The Duke Men's Program joins a number of other programs at colleges and universities across the country with similar goals. The University of Massachusetts Amherst's Men and Masculinities Center, for example, holds events that expose men to feminist perspectives. Trinity College's Masculinity Group hosts weekly discussions about gender and participates in nation-wide movements like "Walk a Mile in Her Shoes," during which men walk in high heels. Stony Brook's academic Center for the Study of Men and Masculinities sponsors seminars like "Aging Masculinities in U.S. Culture and Literature" and "Competing Masculinities: Playing through Race, Class, and Sexuality." Brown University offers the Gender, Power, and Sexuality Workshop, which used to be split into female and male sexuality workshops, but later became non-gender-specific in order to be more inclusive.
Conor Smith, a student behind Duke's project, told the Duke Chronicle the program hasn't been without its critics. "The work of trying to dismantle an inherently oppressive system will always encounter resistance, and what we saw in the last three days was perhaps much more accelerated and broad than we thought it was going to be, but you expect to encounter that on this campus and everywhere else," he said.
Such backlash is already familiar to a lot of women and gender-nonconforming people who have tried to fight sexism, so men should understand it, too.
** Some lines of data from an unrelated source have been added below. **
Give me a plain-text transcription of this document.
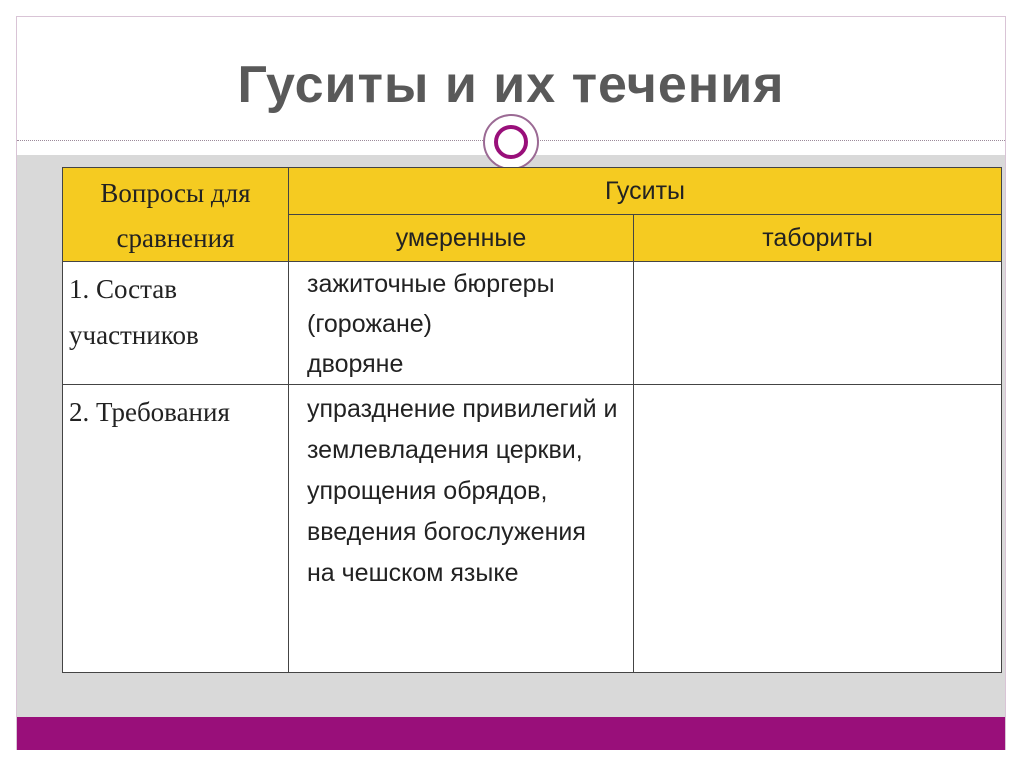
Гуситы и их течения
Вопросы для сравнения	Гуситы	
	умеренные	табориты

1. Состав участников	зажиточные бюргеры (горожане)
дворяне	

2. Требования	упразднение привилегий и землевладения церкви, упрощения обрядов, введения богослужения на чешском языке	
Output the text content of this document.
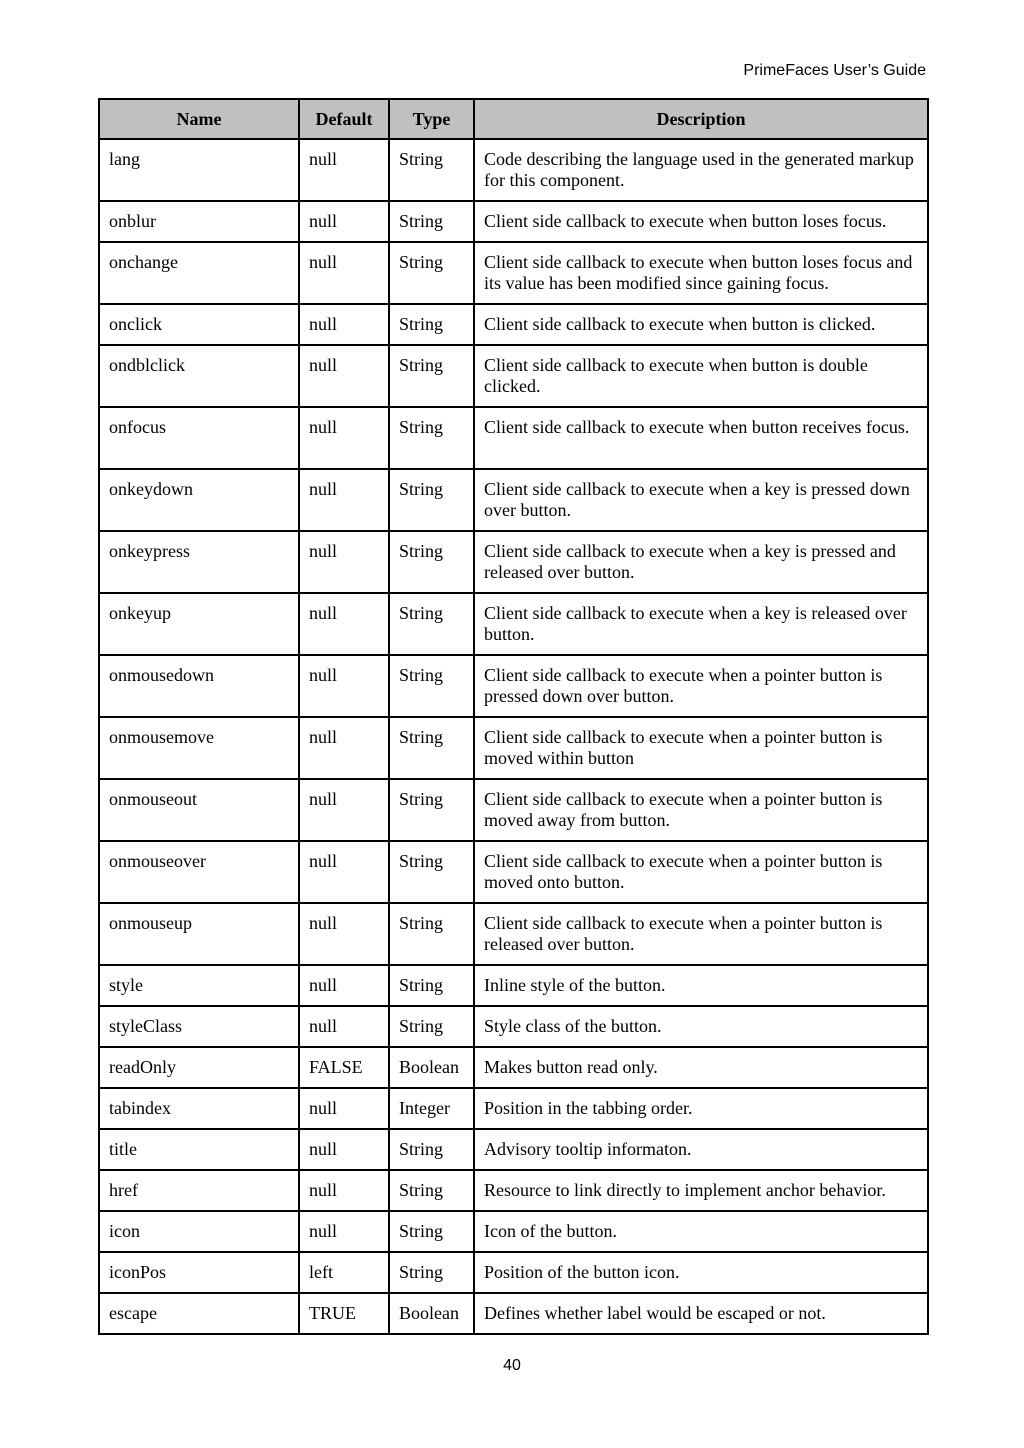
PrimeFaces User’s Guide
Name	Default	Type	Description
lang	null	String	Code describing the language used in the generated markup for this component.
onblur	null	String	Client side callback to execute when button loses focus.
onchange	null	String	Client side callback to execute when button loses focus and its value has been modified since gaining focus.
onclick	null	String	Client side callback to execute when button is clicked.
ondblclick	null	String	Client side callback to execute when button is double clicked.
onfocus	null	String	Client side callback to execute when button receives focus.
onkeydown	null	String	Client side callback to execute when a key is pressed down over button.
onkeypress	null	String	Client side callback to execute when a key is pressed and released over button.
onkeyup	null	String	Client side callback to execute when a key is released over button.
onmousedown	null	String	Client side callback to execute when a pointer button is pressed down over button.
onmousemove	null	String	Client side callback to execute when a pointer button is moved within button
onmouseout	null	String	Client side callback to execute when a pointer button is moved away from button.
onmouseover	null	String	Client side callback to execute when a pointer button is moved onto button.
onmouseup	null	String	Client side callback to execute when a pointer button is released over button.
style	null	String	Inline style of the button.
styleClass	null	String	Style class of the button.
readOnly	FALSE	Boolean	Makes button read only.
tabindex	null	Integer	Position in the tabbing order.
title	null	String	Advisory tooltip informaton.
href	null	String	Resource to link directly to implement anchor behavior.
icon	null	String	Icon of the button.
iconPos	left	String	Position of the button icon.
escape	TRUE	Boolean	Defines whether label would be escaped or not.
40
It's not fair, after all, for all the work of fighting oppression to fall on the shoulders of people who are already busy dealing with that very oppression.
Oppressed groups are often disproportionately involved in fighting injustice, since it affects them personally. But oppression affects privileged people too, even if it's less obvious. Men, for example, experience pressure to hide their emotions and behave dominantly toward women, which can hurt their mental health, due to gender norms.
Even more importantly, though, men's help is desperately needed. Fighting rape culture, for example, won't be very effective when the population committing the majority (though not all) of the rapes isn't part of the discussion. Until there are as many men's groups as women's groups on campuses — and as many men as women in women's groups and mixed-gender feminist groups, which are already discussing masculinity — the feminist movement won't accomplish everything it needs to. The creation of programs like Duke's is an encouraging step — and hopefully just one of many more to come.